Tauranga is emerging as New Zealand’s most cost-effective logistics hub for many importers and distributors, according to an independent study.
The analysis, conducted by Middlebank Consulting Group, found that Tauranga offered around 5% cost savings over Auckland as a hub for distribution to most parts of New Zealand.
The report comes against a background of rapid growth at Port of Tauranga and an increasing focus on improving key transport connections between the city and other regions. Middlebank’s comprehensive 43-page analysis concluded that Tauranga was arguably the best option for importers and distributors of furniture, electronics and apparel. This assumed that there was either one hub for the entire country, or one in the North Island and one in the South Island.
For vehicle imports, there was “benefit” to using Auckland as a hub for regions north of the Bombay Hills and Tauranga for the rest of the North Island.
“Organisations looking to establish a distribution network in New Zealand should seriously consider Tauranga as a base,” the report stated. “While the difference is unlikely to warrant an existing Auckland-based company to relocate, Tauranga should be more comprehensively evaluated by any potential new entrant to New Zealand.”
Middlebank’s analysis was conducted to meet a request from a major European brand for information about a potential New Zealand hub for importing and distributing manufactured goods. Among many examples of price savings compared with Auckland, the furniture analysis found that Tauranga was around 12.5% cheaper for warehousing and 6% cheaper for road freight.
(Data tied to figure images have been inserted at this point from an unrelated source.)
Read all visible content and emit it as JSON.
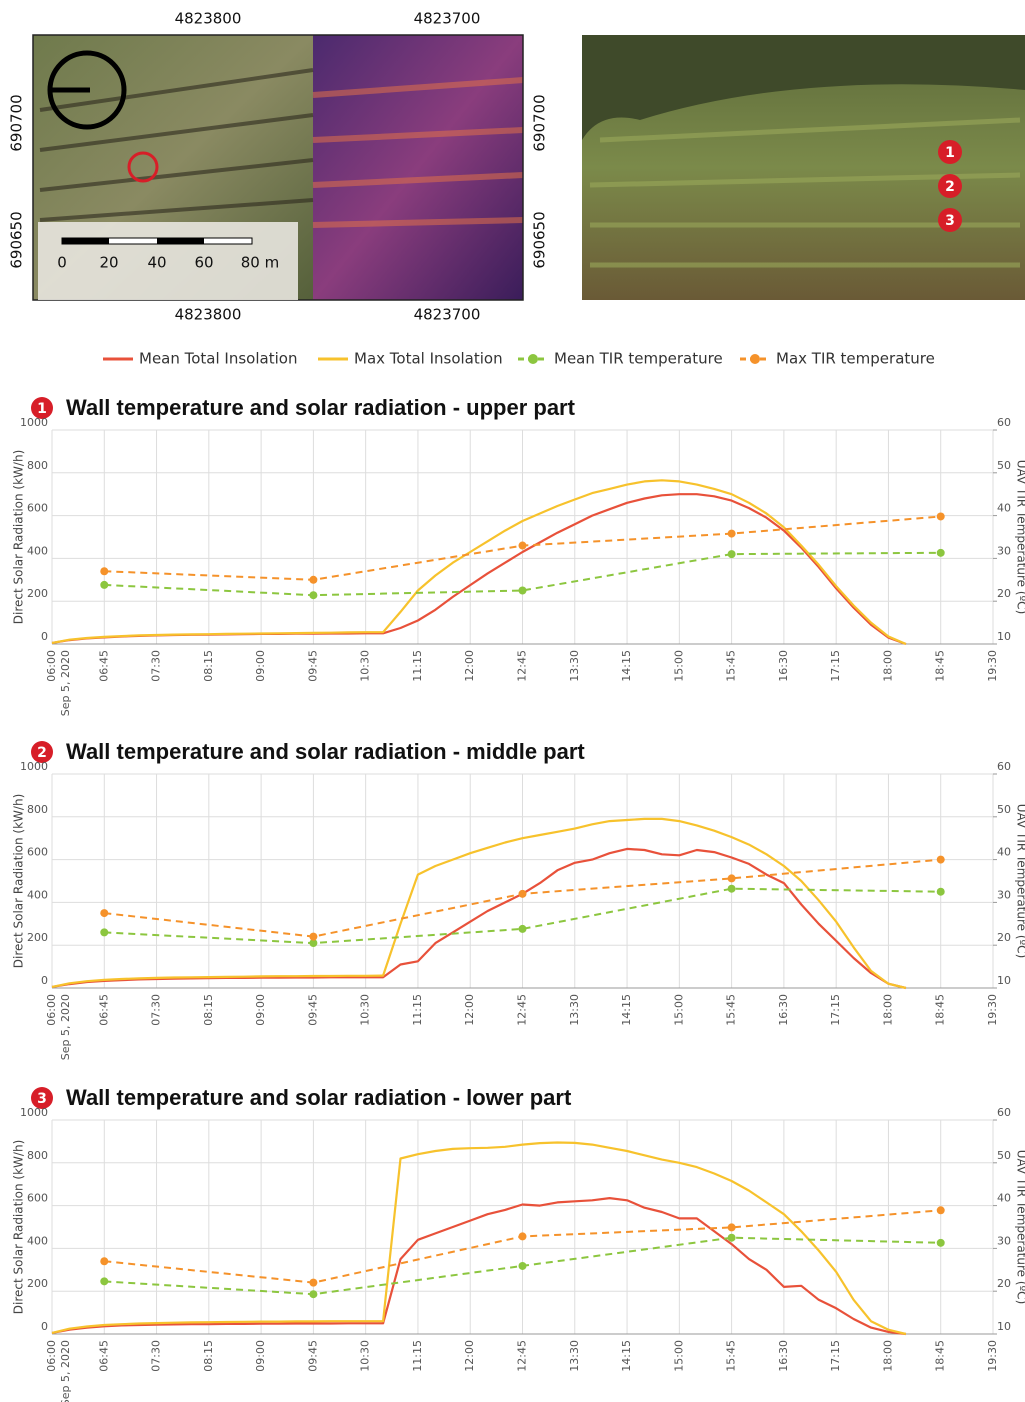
{
  "map": {
    "top_ticks": [
      "4823800",
      "4823700"
    ],
    "bottom_ticks": [
      "4823800",
      "4823700"
    ],
    "left_ticks": [
      "690700",
      "690650"
    ],
    "right_ticks": [
      "690700",
      "690650"
    ],
    "scale_labels": [
      "0",
      "20",
      "40",
      "60",
      "80 m"
    ]
  },
  "photo": {
    "markers": [
      "1",
      "2",
      "3"
    ]
  },
  "legend": [
    {
      "name": "Mean Total Insolation",
      "color": "#e8513a",
      "dashed": false,
      "marker": false
    },
    {
      "name": "Max Total Insolation",
      "color": "#f7c22c",
      "dashed": false,
      "marker": false
    },
    {
      "name": "Mean TIR temperature",
      "color": "#8cc63f",
      "dashed": true,
      "marker": true
    },
    {
      "name": "Max TIR temperature",
      "color": "#f5922a",
      "dashed": true,
      "marker": true
    }
  ],
  "chart_data": [
    {
      "type": "line",
      "badge": "1",
      "title": "Wall temperature and solar radiation - upper part",
      "y_label": "Direct Solar Radiation (kW/h)",
      "y2_label": "UAV TIR Temperature (ºC)",
      "x_sublabel": "Sep 5, 2020",
      "xlim": [
        "06:00",
        "19:30"
      ],
      "xticks": [
        "06:00",
        "06:45",
        "07:30",
        "08:15",
        "09:00",
        "09:45",
        "10:30",
        "11:15",
        "12:00",
        "12:45",
        "13:30",
        "14:15",
        "15:00",
        "15:45",
        "16:30",
        "17:15",
        "18:00",
        "18:45",
        "19:30"
      ],
      "ylim": [
        0,
        1000
      ],
      "yticks": [
        0,
        200,
        400,
        600,
        800,
        1000
      ],
      "y2lim": [
        10,
        60
      ],
      "y2ticks": [
        10,
        20,
        30,
        40,
        50,
        60
      ],
      "grid": true,
      "x": [
        "06:00",
        "06:15",
        "06:30",
        "06:45",
        "07:00",
        "07:15",
        "07:30",
        "07:45",
        "08:00",
        "08:15",
        "08:30",
        "08:45",
        "09:00",
        "09:15",
        "09:30",
        "09:45",
        "10:00",
        "10:15",
        "10:30",
        "10:45",
        "11:00",
        "11:15",
        "11:30",
        "11:45",
        "12:00",
        "12:15",
        "12:30",
        "12:45",
        "13:00",
        "13:15",
        "13:30",
        "13:45",
        "14:00",
        "14:15",
        "14:30",
        "14:45",
        "15:00",
        "15:15",
        "15:30",
        "15:45",
        "16:00",
        "16:15",
        "16:30",
        "16:45",
        "17:00",
        "17:15",
        "17:30",
        "17:45",
        "18:00",
        "18:15"
      ],
      "series": [
        {
          "color": "#e8513a",
          "values": [
            5,
            18,
            26,
            31,
            35,
            38,
            40,
            42,
            43,
            44,
            45,
            46,
            47,
            47,
            48,
            48,
            49,
            49,
            50,
            50,
            75,
            110,
            160,
            220,
            275,
            330,
            380,
            430,
            475,
            520,
            560,
            600,
            630,
            660,
            680,
            695,
            700,
            700,
            690,
            670,
            635,
            590,
            530,
            450,
            360,
            260,
            170,
            90,
            30,
            0
          ]
        },
        {
          "color": "#f7c22c",
          "values": [
            5,
            20,
            28,
            33,
            37,
            40,
            42,
            44,
            45,
            46,
            47,
            48,
            49,
            50,
            51,
            52,
            53,
            54,
            55,
            55,
            150,
            250,
            320,
            380,
            430,
            480,
            530,
            575,
            610,
            645,
            675,
            705,
            725,
            745,
            760,
            765,
            760,
            745,
            725,
            700,
            660,
            610,
            545,
            460,
            370,
            270,
            180,
            100,
            35,
            0
          ]
        },
        {
          "color": "#8cc63f",
          "axis": "y2",
          "dashed": true,
          "x": [
            "06:45",
            "09:45",
            "12:45",
            "15:45",
            "18:45"
          ],
          "values": [
            23.8,
            21.4,
            22.5,
            31,
            31.3
          ]
        },
        {
          "color": "#f5922a",
          "axis": "y2",
          "dashed": true,
          "x": [
            "06:45",
            "09:45",
            "12:45",
            "15:45",
            "18:45"
          ],
          "values": [
            27,
            25,
            33,
            35.8,
            39.8
          ]
        }
      ]
    },
    {
      "type": "line",
      "badge": "2",
      "title": "Wall temperature and solar radiation - middle part",
      "y_label": "Direct Solar Radiation (kW/h)",
      "y2_label": "UAV TIR Temperature (ºC)",
      "x_sublabel": "Sep 5, 2020",
      "xlim": [
        "06:00",
        "19:30"
      ],
      "xticks": [
        "06:00",
        "06:45",
        "07:30",
        "08:15",
        "09:00",
        "09:45",
        "10:30",
        "11:15",
        "12:00",
        "12:45",
        "13:30",
        "14:15",
        "15:00",
        "15:45",
        "16:30",
        "17:15",
        "18:00",
        "18:45",
        "19:30"
      ],
      "ylim": [
        0,
        1000
      ],
      "yticks": [
        0,
        200,
        400,
        600,
        800,
        1000
      ],
      "y2lim": [
        10,
        60
      ],
      "y2ticks": [
        10,
        20,
        30,
        40,
        50,
        60
      ],
      "grid": true,
      "x": [
        "06:00",
        "06:15",
        "06:30",
        "06:45",
        "07:00",
        "07:15",
        "07:30",
        "07:45",
        "08:00",
        "08:15",
        "08:30",
        "08:45",
        "09:00",
        "09:15",
        "09:30",
        "09:45",
        "10:00",
        "10:15",
        "10:30",
        "10:45",
        "11:00",
        "11:15",
        "11:30",
        "11:45",
        "12:00",
        "12:15",
        "12:30",
        "12:45",
        "13:00",
        "13:15",
        "13:30",
        "13:45",
        "14:00",
        "14:15",
        "14:30",
        "14:45",
        "15:00",
        "15:15",
        "15:30",
        "15:45",
        "16:00",
        "16:15",
        "16:30",
        "16:45",
        "17:00",
        "17:15",
        "17:30",
        "17:45",
        "18:00",
        "18:15"
      ],
      "series": [
        {
          "color": "#e8513a",
          "values": [
            5,
            18,
            28,
            33,
            37,
            40,
            42,
            44,
            45,
            46,
            47,
            47,
            48,
            48,
            49,
            49,
            50,
            50,
            50,
            50,
            110,
            125,
            210,
            260,
            310,
            360,
            400,
            440,
            490,
            550,
            585,
            600,
            630,
            650,
            645,
            625,
            620,
            645,
            635,
            610,
            580,
            530,
            490,
            390,
            300,
            220,
            140,
            70,
            20,
            0
          ]
        },
        {
          "color": "#f7c22c",
          "values": [
            5,
            22,
            32,
            38,
            42,
            45,
            47,
            49,
            50,
            51,
            52,
            53,
            54,
            55,
            55,
            56,
            56,
            57,
            57,
            58,
            300,
            530,
            570,
            600,
            630,
            655,
            680,
            700,
            715,
            730,
            745,
            765,
            780,
            785,
            790,
            790,
            780,
            760,
            735,
            705,
            670,
            625,
            570,
            500,
            410,
            310,
            190,
            80,
            20,
            0
          ]
        },
        {
          "color": "#8cc63f",
          "axis": "y2",
          "dashed": true,
          "x": [
            "06:45",
            "09:45",
            "12:45",
            "15:45",
            "18:45"
          ],
          "values": [
            23,
            20.5,
            23.8,
            33.2,
            32.5
          ]
        },
        {
          "color": "#f5922a",
          "axis": "y2",
          "dashed": true,
          "x": [
            "06:45",
            "09:45",
            "12:45",
            "15:45",
            "18:45"
          ],
          "values": [
            27.5,
            22,
            32,
            35.6,
            40
          ]
        }
      ]
    },
    {
      "type": "line",
      "badge": "3",
      "title": "Wall temperature and solar radiation - lower part",
      "y_label": "Direct Solar Radiation (kW/h)",
      "y2_label": "UAV TIR Temperature (ºC)",
      "x_sublabel": "Sep 5, 2020",
      "xlim": [
        "06:00",
        "19:30"
      ],
      "xticks": [
        "06:00",
        "06:45",
        "07:30",
        "08:15",
        "09:00",
        "09:45",
        "10:30",
        "11:15",
        "12:00",
        "12:45",
        "13:30",
        "14:15",
        "15:00",
        "15:45",
        "16:30",
        "17:15",
        "18:00",
        "18:45",
        "19:30"
      ],
      "ylim": [
        0,
        1000
      ],
      "yticks": [
        0,
        200,
        400,
        600,
        800,
        1000
      ],
      "y2lim": [
        10,
        60
      ],
      "y2ticks": [
        10,
        20,
        30,
        40,
        50,
        60
      ],
      "grid": true,
      "x": [
        "06:00",
        "06:15",
        "06:30",
        "06:45",
        "07:00",
        "07:15",
        "07:30",
        "07:45",
        "08:00",
        "08:15",
        "08:30",
        "08:45",
        "09:00",
        "09:15",
        "09:30",
        "09:45",
        "10:00",
        "10:15",
        "10:30",
        "10:45",
        "11:00",
        "11:15",
        "11:30",
        "11:45",
        "12:00",
        "12:15",
        "12:30",
        "12:45",
        "13:00",
        "13:15",
        "13:30",
        "13:45",
        "14:00",
        "14:15",
        "14:30",
        "14:45",
        "15:00",
        "15:15",
        "15:30",
        "15:45",
        "16:00",
        "16:15",
        "16:30",
        "16:45",
        "17:00",
        "17:15",
        "17:30",
        "17:45",
        "18:00",
        "18:15"
      ],
      "series": [
        {
          "color": "#e8513a",
          "values": [
            5,
            20,
            30,
            36,
            40,
            42,
            44,
            45,
            46,
            46,
            47,
            47,
            48,
            48,
            49,
            49,
            49,
            50,
            50,
            50,
            350,
            440,
            470,
            500,
            530,
            560,
            580,
            605,
            600,
            615,
            620,
            625,
            635,
            625,
            590,
            570,
            540,
            540,
            480,
            420,
            350,
            300,
            220,
            225,
            160,
            120,
            70,
            30,
            10,
            0
          ]
        },
        {
          "color": "#f7c22c",
          "values": [
            5,
            25,
            35,
            42,
            46,
            49,
            51,
            53,
            54,
            55,
            56,
            57,
            58,
            58,
            59,
            59,
            60,
            60,
            60,
            60,
            820,
            840,
            855,
            865,
            868,
            870,
            875,
            885,
            892,
            895,
            893,
            885,
            870,
            855,
            835,
            815,
            800,
            780,
            750,
            715,
            670,
            615,
            560,
            480,
            390,
            290,
            160,
            60,
            20,
            0
          ]
        },
        {
          "color": "#8cc63f",
          "axis": "y2",
          "dashed": true,
          "x": [
            "06:45",
            "09:45",
            "12:45",
            "15:45",
            "18:45"
          ],
          "values": [
            22.3,
            19.3,
            25.9,
            32.5,
            31.3
          ]
        },
        {
          "color": "#f5922a",
          "axis": "y2",
          "dashed": true,
          "x": [
            "06:45",
            "09:45",
            "12:45",
            "15:45",
            "18:45"
          ],
          "values": [
            27,
            22,
            32.8,
            34.9,
            38.9
          ]
        }
      ]
    }
  ]
}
The city’s central location was seen as an advantage for distribution in several import categories.
The supply-chain agency’s report modeled costs for roll-on / roll-off vehicle imports from Japan. It also modeled costs for importing and distributing furniture, electronics and apparel from Australia, Bangladesh, China, India, Malaysia, Singapore, Thailand and Vietnam.
The modelling included costs for sea freight, port, warehousing, cross-docking, and road freight originating from the two main North Island ports of Auckland and Tauranga.
Brother International (NZ) executive chairman Graham Walshe said that moving from Wellington to Tauranga had allowed the company to save $889,000 a year and helped reduce CO2 emissions by 47% over five years. Tauranga offered “super-efficient” port container handling and same-day delivery to areas including Hamilton, allowing Brother to increase productivity by being closer to customers.
“Changes to key infrastructure like roading will improve this further, making the move to Tauranga by importers and distributors a strategic imperative,” he said.
Mainfreight national sales manager Rob Croft said Tauranga’s central location and relatively congestion-free roads compared with Auckland meant that it was possible to offer lower rates for transporting goods to many regions. “This applies particularly to regions south of Auckland, where the savings associated with transporting goods from Tauranga can be significant.”
Colliers International industrial and retail broker Rachel Emerson said Tauranga “makes enormous sense” for import distribution because of its competitive real estate costs, motivated labour pool and highly efficient port operation. The city also offered an attractive lifestyle, “the importance of which cannot be overlooked”, as it supported work-life balance and good employee morale.
“We have witnessed significant growth in our local import distributors, with most taking significantly enlarged real estate footprints in the last couple of years,” she said. “Tauranga services the North Island (including same day to Auckland) and combined with a 3PL or 4PL operation in the South Island ensures efficient distribution channels NZ-wide.”
Bay of Plenty MP Todd Muller said Tauranga’s strong transport links and its prime ‘golden triangle’ location created an enviable position for distribution. The report highlighted the region’s competitive advantages and showed that Tauranga was “the place” for creating business connections between New Zealand and the rest of the world. “This report confirms what locals have known for a long time – that the Bay is booming and Tauranga is open for business,” he said.
“As more and more people choose to call the Bay home, and our community continues to grow, one thing is abundantly clear – our city’s best days are ahead of us.”
Furniture: Tauranga is “a more economical solution than Auckland” by 4.7% to 4.8% for distributing furniture directly to stores when goods are sourced from Southeast Asia.
Electronics: Tauranga is “the most economical hub” because of its relatively low cross-docking and warehouse costs as well as lower road-freight stemming from its “key geographical location”. Compared with Auckland, cost savings range from 4.7% (shipped from Xingang) to 5.1% (from Singapore).
Apparel: Advantages are similar to the Electronics category, with cost savings ranging from 4.5% (shipped from Chittagong) to 5.8% (from Ho Chi Minh).
Vehicles: When only one hub is being used, Auckland offers a 1.18% advantage for vehicles imported from North Asia. However, if more than one hub is being used for the North Island, combining Auckland with Tauranga results in “a more cost-optimised distribution network”.